Ceux qui, aujourd’hui encore, tentent d’expliquer la violence des groupes dits « révolutionnaires » se réfugient derrière le prétexte d’une « politique d’Etat répressive ». Ils feignent d’oublier les dérives sanglantes et les conséquences dramatiques pour la démocratie italienne d’une aventure programmée par d’autres. Ils passent sous silence la machiavélique manipulation dans laquelle sont tombés des jeunes italiens engoncés dans leurs certitudes sans lendemain.

Les archives des services nord-américains et britanniques récemment déclassifiées confirment que les Etats-Unis, la Grande Bretagne, la France et l’Allemagne avaient envisagé « une série de mesures » en 1976 pour « contenir » la puissance du PCI et la possible mise en œuvre du « compromis historique » ouvrant la voie à une alliance des communistes avec les démocrates chrétiens. En mai 1996, l’ex-directeur de la CIA, William Cosby avoue que Washington a versé de « grosses » sommes d’argent pour prévenir « le péril rouge ». Les archives britanniques - des centaines de documents – relatent des réunions diplomatiques, l’échange de correspondance entre les hommes au pouvoir en Occident, de multiples analyses.

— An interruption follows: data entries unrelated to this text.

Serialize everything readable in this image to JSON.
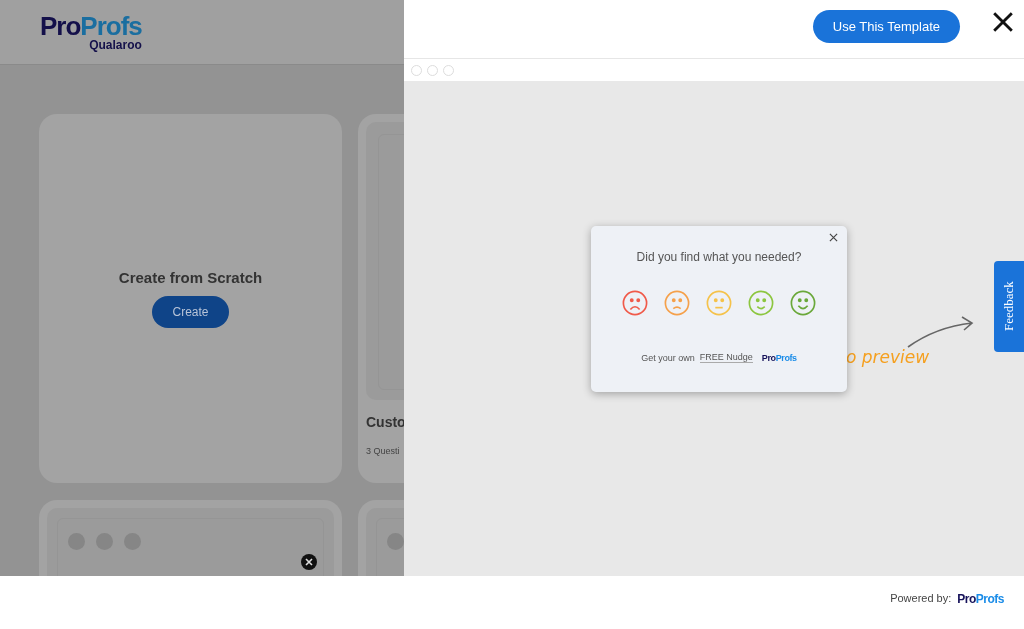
{
  "background_page": {
    "logo": {
      "parts": [
        "Pro",
        "Profs"
      ],
      "product": "Qualaroo"
    },
    "cards": [
      {
        "kind": "scratch",
        "title": "Create from Scratch",
        "button": "Create"
      },
      {
        "kind": "template",
        "title": "Custo",
        "meta": "3 Questi"
      }
    ],
    "lower_cards": [
      {
        "kind": "preview"
      },
      {
        "kind": "preview"
      }
    ]
  },
  "preview_panel": {
    "use_button": "Use This Template",
    "survey": {
      "question": "Did you find what you needed?",
      "ratings": [
        {
          "kind": "very-sad",
          "color": "#f05a4a"
        },
        {
          "kind": "sad",
          "color": "#f5a04a"
        },
        {
          "kind": "neutral",
          "color": "#f5c24a"
        },
        {
          "kind": "happy",
          "color": "#8cc63f"
        },
        {
          "kind": "very-happy",
          "color": "#6aa83a"
        }
      ],
      "footer_text": "Get your own",
      "footer_link": "FREE Nudge",
      "brand": [
        "Pro",
        "Profs"
      ]
    },
    "annotation": "o preview",
    "feedback_tab": "Feedback"
  },
  "footer": {
    "label": "Powered by:",
    "brand": [
      "Pro",
      "Profs"
    ]
  }
}
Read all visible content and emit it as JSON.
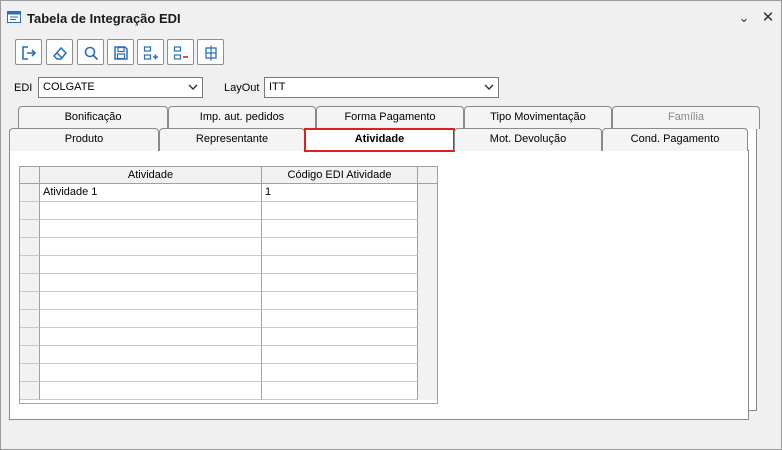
{
  "window": {
    "title": "Tabela de Integração EDI",
    "minimize_glyph": "⌄",
    "close_glyph": "✕"
  },
  "toolbar": {
    "buttons": [
      {
        "name": "exit-button",
        "icon": "exit-icon"
      },
      {
        "name": "clear-button",
        "icon": "eraser-icon"
      },
      {
        "name": "search-button",
        "icon": "search-icon"
      },
      {
        "name": "save-button",
        "icon": "save-icon"
      },
      {
        "name": "add-row-button",
        "icon": "add-row-icon"
      },
      {
        "name": "remove-row-button",
        "icon": "remove-row-icon"
      },
      {
        "name": "table-button",
        "icon": "table-icon"
      }
    ]
  },
  "filters": {
    "edi_label": "EDI",
    "edi_value": "COLGATE",
    "layout_label": "LayOut",
    "layout_value": "ITT"
  },
  "tabs": {
    "row1": [
      "Bonificação",
      "Imp. aut. pedidos",
      "Forma Pagamento",
      "Tipo Movimentação",
      "Família"
    ],
    "row2": [
      "Produto",
      "Representante",
      "Atividade",
      "Mot. Devolução",
      "Cond. Pagamento"
    ],
    "active": "Atividade",
    "disabled": "Família"
  },
  "grid": {
    "columns": [
      "Atividade",
      "Código EDI Atividade"
    ],
    "rows": [
      [
        "Atividade 1",
        "1"
      ],
      [
        "",
        ""
      ],
      [
        "",
        ""
      ],
      [
        "",
        ""
      ],
      [
        "",
        ""
      ],
      [
        "",
        ""
      ],
      [
        "",
        ""
      ],
      [
        "",
        ""
      ],
      [
        "",
        ""
      ],
      [
        "",
        ""
      ],
      [
        "",
        ""
      ],
      [
        "",
        ""
      ]
    ]
  },
  "colors": {
    "active_tab_border": "#e01e1e",
    "icon_blue": "#2a6ebb",
    "icon_red": "#d33a2c"
  }
}
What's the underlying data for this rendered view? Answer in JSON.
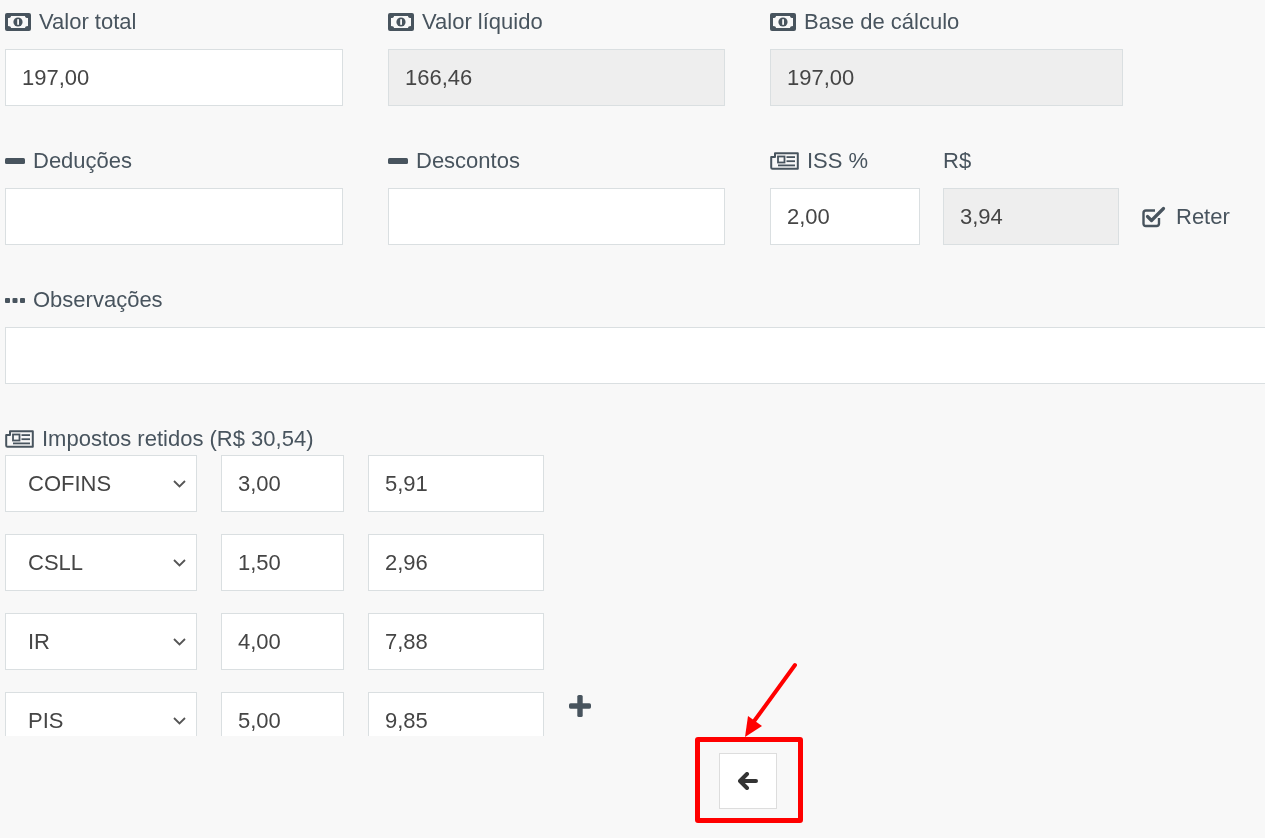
{
  "summary": [
    {
      "label": "Valor total",
      "value": "197,00",
      "disabled": false
    },
    {
      "label": "Valor líquido",
      "value": "166,46",
      "disabled": true
    },
    {
      "label": "Base de cálculo",
      "value": "197,00",
      "disabled": true
    }
  ],
  "adjustments": [
    {
      "label": "Deduções",
      "disabled": false
    },
    {
      "label": "Descontos",
      "disabled": false
    }
  ],
  "iss": {
    "label": "ISS %",
    "value": "2,00",
    "disabled": false,
    "amount_label": "R$",
    "amount": "3,94",
    "amount_disabled": true,
    "retain": {
      "label": "Reter",
      "checked": true
    }
  },
  "notes": {
    "label": "Observações"
  },
  "withheld_taxes": {
    "title": "Impostos retidos (R$ 30,54)",
    "rows": [
      {
        "tax": "COFINS",
        "rate": "3,00",
        "amount": "5,91"
      },
      {
        "tax": "CSLL",
        "rate": "1,50",
        "amount": "2,96"
      },
      {
        "tax": "IR",
        "rate": "4,00",
        "amount": "7,88"
      },
      {
        "tax": "PIS",
        "rate": "5,00",
        "amount": "9,85"
      }
    ]
  }
}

Un des textes intitulé « Italy and the communists : options for the West », propose de réfléchir à une action en « soutien à des actions subversives ».

Le secrétaire d’Etat américain, Henry Kissinger, spécialiste des coups tordus et des putschs comme celui qu’il a personnellement inspiré au Chili en 1973, souligne auprès de ses partenaires que les Etats-Unis « craignent » pour la sécurité de l’OTAN et qu’avec l’arrivée au gouvernement des communistes en Italie des documents sensibles, notamment dans le domaine nucléaire, pourraient « finir à Moscou ». A Bruxelles, on évoque une « possible catastrophe » si Enrico Berlinguer, secrétaire général du PCI, accède au pouvoir. On s’inquiète que les bases de l’OTAN en Italie soient infiltrées par des « fonctionnaires communistes ». On envisage même d’expulser l’Italie de l’Alliance Atlantique. C’est à partir de ces analyses que des plans sont élaborés par la CIA en liaison avec les services spéciaux italiens pour « infiltrer et financer » les organisations « en capacité de rompre le processus engagé en Italie ».

L’argent coule à flot, les armes transitent grâce à la mafia, de nombreux dirigeants démocrates chrétiens et socialistes ainsi que des chefs des services secrets italiens sont aux ordres. « Aux jeunes fous de jouer », s’exclamera, hilare, entre cigare et verre de cognac, Henry Kissinger, selon un ancien du département d’Etat. Kissinger ? Un sinistre personnage que l’on continue encore et encore à encenser alors qu’il a mené les pires opérations criminelles dans le monde. « Un modèle », a dit de lui, il n’y a pas si longtemps, un certain Bernard Kouchner.

Après l’assassinat d’Aldo Moro, l’Italie vivra ce qu’on a appelé les « années de plomb ». Attentats et assassinats se multiplieront. Ils seront attribués, selon les moments, à des groupuscules dits « révolutionnaires » d’extrême gauche ou d’extrême droite. En fait, tous travaillaient pour la même entreprise de déstabilisation.